March 24, 2018

Flash Drying Poultry Cages Reduces Campylobacter Levels

Campylobacter is a bacteria that is commonly found in the intestines of poultry and shed  in their feces. During slaughter, these bacteria sometimes make their way onto cuts of meat, posing a health threat to consumers.

Sometimes these bacteria are spread from infected birds to healthy ones during transport. For example, a healthy bird may be placed in a poultry cage whose previous occupant was infected, or the healthy bird’s poultry cage may be placed beneath an infected bird’s cage on a truck. Despite the risk to consumers, there hasn’t been much progress in reducing the presence of the pathogen in poultry, according to the Centers for Disease Control and Prevention (CDC).

A few years ago, researchers discovered that drying the cages for 24-48 hours after washing them, cut down and even eliminated Campylobacter levels in poultry cages.

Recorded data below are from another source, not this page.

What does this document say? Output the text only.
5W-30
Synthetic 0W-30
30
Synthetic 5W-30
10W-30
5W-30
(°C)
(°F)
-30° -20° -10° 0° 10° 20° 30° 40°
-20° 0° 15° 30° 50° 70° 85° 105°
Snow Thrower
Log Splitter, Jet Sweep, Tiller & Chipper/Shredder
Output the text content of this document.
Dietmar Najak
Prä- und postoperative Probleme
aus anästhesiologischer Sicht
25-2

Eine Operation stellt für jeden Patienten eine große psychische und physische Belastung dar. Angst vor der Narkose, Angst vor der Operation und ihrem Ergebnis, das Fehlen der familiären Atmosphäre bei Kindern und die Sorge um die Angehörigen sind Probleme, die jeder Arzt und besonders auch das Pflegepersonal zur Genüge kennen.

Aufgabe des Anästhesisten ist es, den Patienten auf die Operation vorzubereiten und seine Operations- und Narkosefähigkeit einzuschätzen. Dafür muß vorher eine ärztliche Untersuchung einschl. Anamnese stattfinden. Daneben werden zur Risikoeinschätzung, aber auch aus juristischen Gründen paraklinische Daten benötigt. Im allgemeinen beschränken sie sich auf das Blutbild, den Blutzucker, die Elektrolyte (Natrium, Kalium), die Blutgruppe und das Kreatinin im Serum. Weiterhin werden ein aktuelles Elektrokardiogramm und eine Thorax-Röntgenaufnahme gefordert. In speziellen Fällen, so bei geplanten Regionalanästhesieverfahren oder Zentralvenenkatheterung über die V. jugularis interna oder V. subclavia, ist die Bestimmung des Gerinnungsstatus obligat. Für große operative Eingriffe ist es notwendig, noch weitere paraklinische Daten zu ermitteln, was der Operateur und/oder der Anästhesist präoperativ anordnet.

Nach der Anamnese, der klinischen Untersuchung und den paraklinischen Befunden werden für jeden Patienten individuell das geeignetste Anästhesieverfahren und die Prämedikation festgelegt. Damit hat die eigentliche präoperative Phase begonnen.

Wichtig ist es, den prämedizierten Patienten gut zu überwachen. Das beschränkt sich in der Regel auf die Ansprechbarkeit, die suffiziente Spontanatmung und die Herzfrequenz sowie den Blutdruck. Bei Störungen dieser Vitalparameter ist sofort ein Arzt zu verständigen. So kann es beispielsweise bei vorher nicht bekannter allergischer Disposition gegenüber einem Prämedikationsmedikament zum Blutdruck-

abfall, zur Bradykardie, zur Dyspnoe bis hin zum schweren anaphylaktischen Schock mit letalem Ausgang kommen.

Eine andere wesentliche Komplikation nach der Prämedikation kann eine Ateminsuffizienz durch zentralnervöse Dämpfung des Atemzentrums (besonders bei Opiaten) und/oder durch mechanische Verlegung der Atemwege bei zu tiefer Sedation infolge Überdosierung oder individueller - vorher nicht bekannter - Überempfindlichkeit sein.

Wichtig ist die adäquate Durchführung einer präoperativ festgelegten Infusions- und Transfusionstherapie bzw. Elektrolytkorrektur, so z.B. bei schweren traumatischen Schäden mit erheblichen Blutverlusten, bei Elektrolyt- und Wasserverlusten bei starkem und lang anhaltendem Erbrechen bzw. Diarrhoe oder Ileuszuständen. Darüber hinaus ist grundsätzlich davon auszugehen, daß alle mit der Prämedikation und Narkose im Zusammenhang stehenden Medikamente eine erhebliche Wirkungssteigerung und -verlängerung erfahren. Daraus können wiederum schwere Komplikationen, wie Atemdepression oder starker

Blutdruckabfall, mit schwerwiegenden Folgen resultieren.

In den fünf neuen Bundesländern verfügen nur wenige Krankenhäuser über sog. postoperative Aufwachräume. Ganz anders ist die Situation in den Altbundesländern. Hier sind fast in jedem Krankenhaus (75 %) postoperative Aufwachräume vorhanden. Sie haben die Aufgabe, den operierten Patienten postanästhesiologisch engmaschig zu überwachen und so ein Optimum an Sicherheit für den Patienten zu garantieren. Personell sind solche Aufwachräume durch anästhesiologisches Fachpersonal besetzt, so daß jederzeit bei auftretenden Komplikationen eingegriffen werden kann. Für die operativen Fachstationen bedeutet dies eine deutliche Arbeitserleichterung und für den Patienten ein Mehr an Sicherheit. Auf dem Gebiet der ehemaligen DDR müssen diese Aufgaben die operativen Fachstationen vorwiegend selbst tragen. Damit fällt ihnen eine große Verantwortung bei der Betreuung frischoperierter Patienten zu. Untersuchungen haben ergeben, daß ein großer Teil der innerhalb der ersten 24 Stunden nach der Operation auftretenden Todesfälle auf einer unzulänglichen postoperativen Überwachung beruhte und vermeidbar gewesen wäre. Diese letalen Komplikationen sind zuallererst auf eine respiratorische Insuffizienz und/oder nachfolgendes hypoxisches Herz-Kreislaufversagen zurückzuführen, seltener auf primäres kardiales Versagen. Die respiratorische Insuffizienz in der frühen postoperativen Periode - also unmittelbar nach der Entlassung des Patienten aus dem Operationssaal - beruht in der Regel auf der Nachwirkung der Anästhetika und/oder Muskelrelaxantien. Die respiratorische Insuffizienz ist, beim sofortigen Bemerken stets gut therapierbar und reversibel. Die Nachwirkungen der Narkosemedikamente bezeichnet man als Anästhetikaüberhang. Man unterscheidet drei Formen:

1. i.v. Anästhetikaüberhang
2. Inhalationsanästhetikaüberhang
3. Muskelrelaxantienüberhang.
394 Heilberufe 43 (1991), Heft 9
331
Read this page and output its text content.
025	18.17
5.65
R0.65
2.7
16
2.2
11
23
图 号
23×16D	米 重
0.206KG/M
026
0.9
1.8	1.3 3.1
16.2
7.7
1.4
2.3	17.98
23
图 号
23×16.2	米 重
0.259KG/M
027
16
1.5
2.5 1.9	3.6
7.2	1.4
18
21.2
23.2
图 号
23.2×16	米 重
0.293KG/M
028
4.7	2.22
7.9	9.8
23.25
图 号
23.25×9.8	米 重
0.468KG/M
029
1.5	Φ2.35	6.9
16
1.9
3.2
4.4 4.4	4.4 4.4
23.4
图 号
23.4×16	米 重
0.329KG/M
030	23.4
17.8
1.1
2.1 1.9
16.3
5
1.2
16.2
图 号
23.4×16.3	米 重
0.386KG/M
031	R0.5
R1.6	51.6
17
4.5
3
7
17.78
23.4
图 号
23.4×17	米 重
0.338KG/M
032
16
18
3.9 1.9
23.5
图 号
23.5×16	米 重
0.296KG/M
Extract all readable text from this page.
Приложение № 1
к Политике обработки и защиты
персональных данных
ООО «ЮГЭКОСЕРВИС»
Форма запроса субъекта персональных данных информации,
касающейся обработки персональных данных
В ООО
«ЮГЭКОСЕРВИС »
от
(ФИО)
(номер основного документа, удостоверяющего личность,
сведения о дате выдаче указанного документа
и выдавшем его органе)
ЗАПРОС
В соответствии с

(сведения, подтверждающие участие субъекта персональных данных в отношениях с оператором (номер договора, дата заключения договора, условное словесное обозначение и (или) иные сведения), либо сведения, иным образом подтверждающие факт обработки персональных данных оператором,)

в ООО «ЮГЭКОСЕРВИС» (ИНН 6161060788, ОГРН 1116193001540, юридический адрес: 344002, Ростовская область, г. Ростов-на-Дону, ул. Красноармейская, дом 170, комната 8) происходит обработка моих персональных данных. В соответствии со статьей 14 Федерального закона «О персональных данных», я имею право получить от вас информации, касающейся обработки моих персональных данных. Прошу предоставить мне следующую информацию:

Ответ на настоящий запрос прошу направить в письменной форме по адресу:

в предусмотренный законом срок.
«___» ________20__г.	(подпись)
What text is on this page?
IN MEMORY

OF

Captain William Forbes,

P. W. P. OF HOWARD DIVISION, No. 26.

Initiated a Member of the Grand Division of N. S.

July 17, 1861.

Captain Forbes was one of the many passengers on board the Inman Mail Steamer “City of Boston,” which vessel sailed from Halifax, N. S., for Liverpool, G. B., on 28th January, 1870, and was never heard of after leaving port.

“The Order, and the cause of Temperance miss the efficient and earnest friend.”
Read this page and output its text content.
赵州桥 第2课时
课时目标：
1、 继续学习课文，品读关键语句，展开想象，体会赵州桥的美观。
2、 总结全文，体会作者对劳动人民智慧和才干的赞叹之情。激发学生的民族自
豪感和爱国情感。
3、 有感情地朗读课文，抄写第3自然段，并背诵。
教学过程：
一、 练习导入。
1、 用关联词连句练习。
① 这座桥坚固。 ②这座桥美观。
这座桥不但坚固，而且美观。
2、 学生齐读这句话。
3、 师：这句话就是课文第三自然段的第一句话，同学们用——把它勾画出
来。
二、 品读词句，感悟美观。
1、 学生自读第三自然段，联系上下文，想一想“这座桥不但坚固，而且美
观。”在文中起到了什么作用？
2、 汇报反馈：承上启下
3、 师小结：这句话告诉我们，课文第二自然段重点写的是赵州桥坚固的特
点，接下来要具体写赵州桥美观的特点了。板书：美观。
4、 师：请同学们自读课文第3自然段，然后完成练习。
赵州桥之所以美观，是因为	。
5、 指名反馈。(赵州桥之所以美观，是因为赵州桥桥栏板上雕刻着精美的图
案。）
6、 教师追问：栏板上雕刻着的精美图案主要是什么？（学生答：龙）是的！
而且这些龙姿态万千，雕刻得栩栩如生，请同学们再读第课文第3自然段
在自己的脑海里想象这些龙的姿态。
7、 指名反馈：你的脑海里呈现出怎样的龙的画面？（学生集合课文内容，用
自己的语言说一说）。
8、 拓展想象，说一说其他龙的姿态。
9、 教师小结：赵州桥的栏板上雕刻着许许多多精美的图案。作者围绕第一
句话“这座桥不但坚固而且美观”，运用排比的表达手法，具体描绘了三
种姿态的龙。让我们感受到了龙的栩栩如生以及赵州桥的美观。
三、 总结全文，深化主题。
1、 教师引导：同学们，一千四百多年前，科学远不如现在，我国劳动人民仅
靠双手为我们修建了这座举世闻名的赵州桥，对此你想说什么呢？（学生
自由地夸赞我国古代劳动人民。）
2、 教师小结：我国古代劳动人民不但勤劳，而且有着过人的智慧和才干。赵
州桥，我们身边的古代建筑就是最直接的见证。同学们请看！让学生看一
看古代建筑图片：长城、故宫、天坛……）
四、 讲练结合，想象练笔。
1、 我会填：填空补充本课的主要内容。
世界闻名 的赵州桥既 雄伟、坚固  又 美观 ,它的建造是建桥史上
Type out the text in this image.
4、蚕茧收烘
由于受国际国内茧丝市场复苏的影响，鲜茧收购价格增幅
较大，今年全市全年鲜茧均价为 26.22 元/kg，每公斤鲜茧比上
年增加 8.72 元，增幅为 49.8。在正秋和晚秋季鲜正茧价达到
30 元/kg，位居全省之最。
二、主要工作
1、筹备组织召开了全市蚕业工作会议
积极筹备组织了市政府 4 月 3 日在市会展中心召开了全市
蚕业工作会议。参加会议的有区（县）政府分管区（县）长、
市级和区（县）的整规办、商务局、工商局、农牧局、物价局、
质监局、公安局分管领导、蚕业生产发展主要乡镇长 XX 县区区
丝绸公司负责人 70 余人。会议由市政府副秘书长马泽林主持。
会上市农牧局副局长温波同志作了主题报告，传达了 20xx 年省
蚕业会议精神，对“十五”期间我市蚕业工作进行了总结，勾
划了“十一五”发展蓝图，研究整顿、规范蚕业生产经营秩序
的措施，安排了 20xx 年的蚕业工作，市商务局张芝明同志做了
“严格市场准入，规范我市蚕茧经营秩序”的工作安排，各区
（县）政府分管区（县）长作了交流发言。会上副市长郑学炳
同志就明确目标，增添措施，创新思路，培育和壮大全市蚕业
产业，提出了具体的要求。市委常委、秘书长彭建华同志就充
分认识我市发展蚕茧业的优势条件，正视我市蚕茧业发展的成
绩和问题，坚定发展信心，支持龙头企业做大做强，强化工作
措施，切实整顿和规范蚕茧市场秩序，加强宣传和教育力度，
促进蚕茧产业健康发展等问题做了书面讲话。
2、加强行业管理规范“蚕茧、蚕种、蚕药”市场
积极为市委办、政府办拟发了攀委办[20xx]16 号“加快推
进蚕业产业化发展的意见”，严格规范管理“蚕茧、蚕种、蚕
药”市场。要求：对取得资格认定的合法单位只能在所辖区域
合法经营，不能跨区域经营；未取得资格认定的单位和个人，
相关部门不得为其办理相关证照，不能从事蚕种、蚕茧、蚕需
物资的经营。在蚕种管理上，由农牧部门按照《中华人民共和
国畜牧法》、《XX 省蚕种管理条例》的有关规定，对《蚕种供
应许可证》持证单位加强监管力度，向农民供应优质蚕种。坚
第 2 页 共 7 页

But these drying times were found to be overly long and impractical by the industry. So  microbiologists Mark Berrang and Richard Meinersmann at the US Department of Agriculture’s  Agricultural Research Service and their colleague Charles Hofacre at the University of Georgia in Athens researched a shorter drying time with a blast of hot air.

They found that flowing hot air for 15 minutes on cages that had been spray washed with water “lowered the numbers of Campylobacter to an undetectable level,” according to a report of their study published in the January 2013 edition of Agricultural Research, a USDA publication. No word  yet on how the poultry industry views the breakthrough.